Research Paper Volume 16, Issue 21 pp 13340—13355

Identification of the m6A/m5C/m1A methylation modification genes in Alzheimer’s disease based on bioinformatic analysis

Qifa Tan1, *, , Desheng Zhou2, *, , Yuan Guo1, , Haijun Chen3, , Peng Xie1, ,

  • 1 Ganzhou City Key Laboratory of Mental Health, The Third People’s Hospital of Ganzhou City, Ganzhou 341000, Jiangxi, China
  • 2 Guangzhou Medical University, Guangzhou 510182, Guangdong, China
  • 3 Department of Medical Genetics, Ganzhou Maternal and Child Health Hospital, Ganzhou 341000, China
* Equal contribution

Received: April 22, 2024       Accepted: October 1, 2024       Published: October 31, 2024      

https://doi.org/10.18632/aging.206146
How to Cite

Copyright: © 2024 Tan et al. This is an open access article distributed under the terms of the Creative Commons Attribution License (CC BY 4.0), which permits unrestricted use, distribution, and reproduction in any medium, provided the original author and source are credited.

Abstract

Background: As a progressive neurodegenerative disease, the comprehensive understanding of the pathogenesis of Alzheimer’s disease (AD) is yet to be clarified. Modifications in RNA, including m6A/m5C/m1A, affect the onset and progression of many diseases. Consequently, this study focuses on the role of methylation modification in the pathogenesis of AD.

Materials and methods: Three AD-related datasets, namely GSE33000, GSE122063, and GSE44770, were acquired from GEO. Differential analysis of m6A/m5C/m1A regulator genes was conducted. Applying a consensus clustering approach, distinct subtypes within AD were identified as per the expression patterns of relevant differentially expressed genes. Machine learning models were constructed to identify five significant genes from the best model. The analysis of hub gene-based drug regulatory networks and ceRNA regulatory networks was conducted by Cytoscape.
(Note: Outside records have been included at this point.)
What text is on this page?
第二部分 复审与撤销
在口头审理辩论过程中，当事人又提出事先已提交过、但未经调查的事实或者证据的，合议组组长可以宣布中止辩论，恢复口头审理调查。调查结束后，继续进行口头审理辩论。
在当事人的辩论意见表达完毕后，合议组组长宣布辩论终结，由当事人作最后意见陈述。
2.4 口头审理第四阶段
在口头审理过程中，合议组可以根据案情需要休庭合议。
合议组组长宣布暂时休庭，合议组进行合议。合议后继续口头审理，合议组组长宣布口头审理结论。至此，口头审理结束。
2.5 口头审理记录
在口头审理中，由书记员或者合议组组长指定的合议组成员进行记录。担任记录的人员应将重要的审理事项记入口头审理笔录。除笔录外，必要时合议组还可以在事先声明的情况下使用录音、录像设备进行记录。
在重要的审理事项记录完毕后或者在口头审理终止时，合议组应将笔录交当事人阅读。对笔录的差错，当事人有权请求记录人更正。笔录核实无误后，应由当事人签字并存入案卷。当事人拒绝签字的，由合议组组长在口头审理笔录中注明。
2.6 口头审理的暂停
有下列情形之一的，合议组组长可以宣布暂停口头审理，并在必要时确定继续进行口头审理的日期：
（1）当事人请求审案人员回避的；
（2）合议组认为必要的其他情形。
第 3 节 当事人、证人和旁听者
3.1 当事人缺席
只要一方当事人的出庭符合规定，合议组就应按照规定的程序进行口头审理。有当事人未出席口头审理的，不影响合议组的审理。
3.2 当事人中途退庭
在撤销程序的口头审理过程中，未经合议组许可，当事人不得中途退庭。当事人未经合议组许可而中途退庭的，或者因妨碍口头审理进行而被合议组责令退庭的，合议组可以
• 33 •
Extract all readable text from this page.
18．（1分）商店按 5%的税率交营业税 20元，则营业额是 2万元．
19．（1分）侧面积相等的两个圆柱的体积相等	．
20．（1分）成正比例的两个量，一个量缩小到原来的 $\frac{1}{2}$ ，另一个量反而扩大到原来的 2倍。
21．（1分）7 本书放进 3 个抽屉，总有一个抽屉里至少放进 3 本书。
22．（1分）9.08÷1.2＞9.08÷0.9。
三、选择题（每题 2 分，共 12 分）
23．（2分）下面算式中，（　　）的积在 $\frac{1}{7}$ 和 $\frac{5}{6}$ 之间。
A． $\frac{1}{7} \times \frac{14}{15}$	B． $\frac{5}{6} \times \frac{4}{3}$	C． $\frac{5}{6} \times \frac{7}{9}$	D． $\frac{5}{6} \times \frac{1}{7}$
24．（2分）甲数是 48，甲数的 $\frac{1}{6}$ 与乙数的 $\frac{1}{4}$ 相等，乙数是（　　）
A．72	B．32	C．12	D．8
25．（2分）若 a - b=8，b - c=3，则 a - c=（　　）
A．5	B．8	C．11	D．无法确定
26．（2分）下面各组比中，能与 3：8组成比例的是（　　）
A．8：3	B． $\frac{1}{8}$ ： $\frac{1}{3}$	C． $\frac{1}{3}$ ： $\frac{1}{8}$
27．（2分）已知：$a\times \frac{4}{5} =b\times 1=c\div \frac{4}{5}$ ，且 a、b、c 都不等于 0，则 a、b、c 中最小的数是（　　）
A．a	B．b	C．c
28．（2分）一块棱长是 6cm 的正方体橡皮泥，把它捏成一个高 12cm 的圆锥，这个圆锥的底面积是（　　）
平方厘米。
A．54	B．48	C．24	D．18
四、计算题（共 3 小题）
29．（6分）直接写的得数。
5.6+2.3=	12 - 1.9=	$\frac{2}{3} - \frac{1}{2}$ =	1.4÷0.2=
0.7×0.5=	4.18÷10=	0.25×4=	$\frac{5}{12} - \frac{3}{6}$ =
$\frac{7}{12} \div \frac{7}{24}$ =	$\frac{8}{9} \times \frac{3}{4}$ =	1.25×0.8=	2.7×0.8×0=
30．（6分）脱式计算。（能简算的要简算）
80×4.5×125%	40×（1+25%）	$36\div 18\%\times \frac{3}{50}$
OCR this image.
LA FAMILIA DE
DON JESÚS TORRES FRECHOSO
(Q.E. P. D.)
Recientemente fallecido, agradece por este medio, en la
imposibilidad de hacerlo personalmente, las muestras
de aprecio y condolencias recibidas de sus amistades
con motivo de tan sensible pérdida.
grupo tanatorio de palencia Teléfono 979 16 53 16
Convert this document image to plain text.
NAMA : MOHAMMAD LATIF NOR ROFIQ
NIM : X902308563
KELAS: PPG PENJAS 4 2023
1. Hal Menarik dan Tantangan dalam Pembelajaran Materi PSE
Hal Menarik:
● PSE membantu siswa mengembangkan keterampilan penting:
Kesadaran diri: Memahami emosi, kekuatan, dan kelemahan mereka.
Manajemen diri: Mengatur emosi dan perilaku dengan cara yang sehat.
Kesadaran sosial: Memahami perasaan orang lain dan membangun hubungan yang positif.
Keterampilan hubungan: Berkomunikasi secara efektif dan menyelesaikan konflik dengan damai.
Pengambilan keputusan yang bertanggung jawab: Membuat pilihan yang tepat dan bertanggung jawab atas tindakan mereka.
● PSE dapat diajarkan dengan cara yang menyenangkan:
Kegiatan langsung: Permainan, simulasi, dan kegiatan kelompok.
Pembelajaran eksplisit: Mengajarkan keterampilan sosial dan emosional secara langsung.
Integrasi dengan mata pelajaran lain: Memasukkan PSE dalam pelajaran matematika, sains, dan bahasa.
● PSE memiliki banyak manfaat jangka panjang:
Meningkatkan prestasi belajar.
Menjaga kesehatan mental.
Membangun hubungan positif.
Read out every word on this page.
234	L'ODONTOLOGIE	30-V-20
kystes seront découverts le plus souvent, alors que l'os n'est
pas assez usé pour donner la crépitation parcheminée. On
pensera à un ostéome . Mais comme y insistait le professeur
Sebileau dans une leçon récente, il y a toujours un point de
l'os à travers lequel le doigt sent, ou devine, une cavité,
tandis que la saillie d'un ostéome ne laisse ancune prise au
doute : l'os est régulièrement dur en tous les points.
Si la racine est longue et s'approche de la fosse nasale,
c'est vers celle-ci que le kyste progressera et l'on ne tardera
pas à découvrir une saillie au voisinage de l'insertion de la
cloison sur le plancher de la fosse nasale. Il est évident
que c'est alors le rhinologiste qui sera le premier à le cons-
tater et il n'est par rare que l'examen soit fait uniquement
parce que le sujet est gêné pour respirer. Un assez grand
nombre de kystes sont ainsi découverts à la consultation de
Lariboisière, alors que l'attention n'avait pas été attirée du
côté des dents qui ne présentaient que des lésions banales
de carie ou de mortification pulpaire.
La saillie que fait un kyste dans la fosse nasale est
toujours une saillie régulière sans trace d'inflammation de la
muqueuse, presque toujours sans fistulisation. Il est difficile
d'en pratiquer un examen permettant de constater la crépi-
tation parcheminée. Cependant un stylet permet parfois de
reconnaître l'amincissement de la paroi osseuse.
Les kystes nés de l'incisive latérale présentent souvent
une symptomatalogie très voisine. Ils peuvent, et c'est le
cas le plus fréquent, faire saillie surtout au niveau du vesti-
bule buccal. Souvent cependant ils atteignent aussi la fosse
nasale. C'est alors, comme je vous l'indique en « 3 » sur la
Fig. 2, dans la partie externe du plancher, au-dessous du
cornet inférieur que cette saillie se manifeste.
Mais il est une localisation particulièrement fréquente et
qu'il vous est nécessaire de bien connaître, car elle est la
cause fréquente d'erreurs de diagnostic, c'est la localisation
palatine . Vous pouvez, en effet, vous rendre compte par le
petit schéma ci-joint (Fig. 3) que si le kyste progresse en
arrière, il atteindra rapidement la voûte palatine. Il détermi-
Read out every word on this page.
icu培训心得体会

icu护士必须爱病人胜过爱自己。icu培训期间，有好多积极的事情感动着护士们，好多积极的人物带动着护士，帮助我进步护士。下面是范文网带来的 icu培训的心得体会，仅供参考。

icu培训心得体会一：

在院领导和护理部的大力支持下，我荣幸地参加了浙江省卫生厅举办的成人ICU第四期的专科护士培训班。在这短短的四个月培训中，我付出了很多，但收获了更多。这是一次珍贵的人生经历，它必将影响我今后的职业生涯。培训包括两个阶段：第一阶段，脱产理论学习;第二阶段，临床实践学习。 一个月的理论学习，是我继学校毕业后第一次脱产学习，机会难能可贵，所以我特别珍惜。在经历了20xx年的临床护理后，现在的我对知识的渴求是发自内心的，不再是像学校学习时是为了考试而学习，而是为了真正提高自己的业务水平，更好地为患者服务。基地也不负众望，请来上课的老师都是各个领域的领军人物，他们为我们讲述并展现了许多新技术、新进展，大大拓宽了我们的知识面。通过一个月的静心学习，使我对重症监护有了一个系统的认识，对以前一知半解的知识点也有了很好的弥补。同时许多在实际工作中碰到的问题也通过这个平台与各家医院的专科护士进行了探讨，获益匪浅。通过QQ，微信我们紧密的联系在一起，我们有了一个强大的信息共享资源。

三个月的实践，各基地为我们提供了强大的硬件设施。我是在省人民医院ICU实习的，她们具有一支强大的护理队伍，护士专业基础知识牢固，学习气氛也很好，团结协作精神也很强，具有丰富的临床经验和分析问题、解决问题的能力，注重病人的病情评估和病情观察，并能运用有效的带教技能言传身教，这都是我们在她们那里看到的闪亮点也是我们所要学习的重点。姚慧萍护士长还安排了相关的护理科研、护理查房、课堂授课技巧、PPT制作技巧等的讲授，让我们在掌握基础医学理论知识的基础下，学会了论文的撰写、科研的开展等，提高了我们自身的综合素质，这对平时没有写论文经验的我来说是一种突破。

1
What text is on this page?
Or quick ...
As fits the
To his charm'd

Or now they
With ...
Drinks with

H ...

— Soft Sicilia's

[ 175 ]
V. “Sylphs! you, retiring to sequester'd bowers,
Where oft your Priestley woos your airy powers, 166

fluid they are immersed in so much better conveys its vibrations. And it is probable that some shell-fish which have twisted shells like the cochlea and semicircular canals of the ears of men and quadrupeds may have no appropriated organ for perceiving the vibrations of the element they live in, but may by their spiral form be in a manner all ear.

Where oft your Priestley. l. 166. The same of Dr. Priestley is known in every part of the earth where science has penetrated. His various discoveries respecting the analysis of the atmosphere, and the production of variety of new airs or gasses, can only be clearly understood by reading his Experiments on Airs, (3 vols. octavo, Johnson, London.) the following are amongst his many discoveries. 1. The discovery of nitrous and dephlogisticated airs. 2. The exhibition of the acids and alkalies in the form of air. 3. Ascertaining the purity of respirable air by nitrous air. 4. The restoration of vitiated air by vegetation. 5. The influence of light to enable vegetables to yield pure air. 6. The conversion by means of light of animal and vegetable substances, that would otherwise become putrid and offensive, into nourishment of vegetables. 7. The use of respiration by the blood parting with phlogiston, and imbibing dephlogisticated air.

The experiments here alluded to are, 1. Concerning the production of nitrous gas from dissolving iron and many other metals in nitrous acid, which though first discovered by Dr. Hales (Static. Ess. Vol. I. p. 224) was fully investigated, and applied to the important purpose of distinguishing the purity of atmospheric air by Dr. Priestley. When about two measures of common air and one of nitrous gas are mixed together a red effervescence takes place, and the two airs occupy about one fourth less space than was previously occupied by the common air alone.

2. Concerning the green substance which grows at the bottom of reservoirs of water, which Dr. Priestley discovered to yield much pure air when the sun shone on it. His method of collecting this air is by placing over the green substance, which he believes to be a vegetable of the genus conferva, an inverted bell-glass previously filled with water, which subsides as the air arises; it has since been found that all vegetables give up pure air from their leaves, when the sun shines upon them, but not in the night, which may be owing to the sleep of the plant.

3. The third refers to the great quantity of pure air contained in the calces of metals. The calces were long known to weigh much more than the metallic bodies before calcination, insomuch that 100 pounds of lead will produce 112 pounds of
Results: In comparison to non-AD patients, 24 genes were identified as dysregulated in AD patients, and these genes were associated with various immunological characteristics. Two distinct clusters were successfully identified through consensus clustering, with cluster 2 demonstrating higher immune characteristics compared to cluster 1. The performance of four machine learning models was determined by conducting a receiver operating characteristic (ROC) analysis. The analysis revealed that the SVM model achieved the highest AUC value of 0.947. Five genes (YTHDF1, METTL3, DNMT1, DNMT3A, ALKBH1) were selected as the predicted genes. Finally, a hub gene-based Gene-Drug regulatory network and a ceRNA regulatory network were successfully developed.

Conclusions: The findings offered fresh perspectives on the molecular patterns and immune mechanisms underlying AD, contributing valuable insights into our understanding of this complex neurodegenerative disorder.

Abbreviations

AD: Alzheimer’s disease; ROC: receiver operating characteristic; m1A: N1-methyladenosine; m6A: N6-methyladenosine; m5C: 5-methylcytosine; MMG: methylation-modified gene; DEGs: differentially expressed genes; ssGSEA: single sample gene set enrichment analysis; CM: consensus matrix; CDF: cumulative distribution function; PCA: Principal Component Analysis; GSVA: gene set variation analysis; MSigDB: Molecular Signatures Database; GSEA: gene set enrichment analysis; RF: random forest model; SVM: support vector machine model; XGB: eXtreme Gradient Boosting; GLM: generalized linear model; ceRNA: competitive endogenous RNA.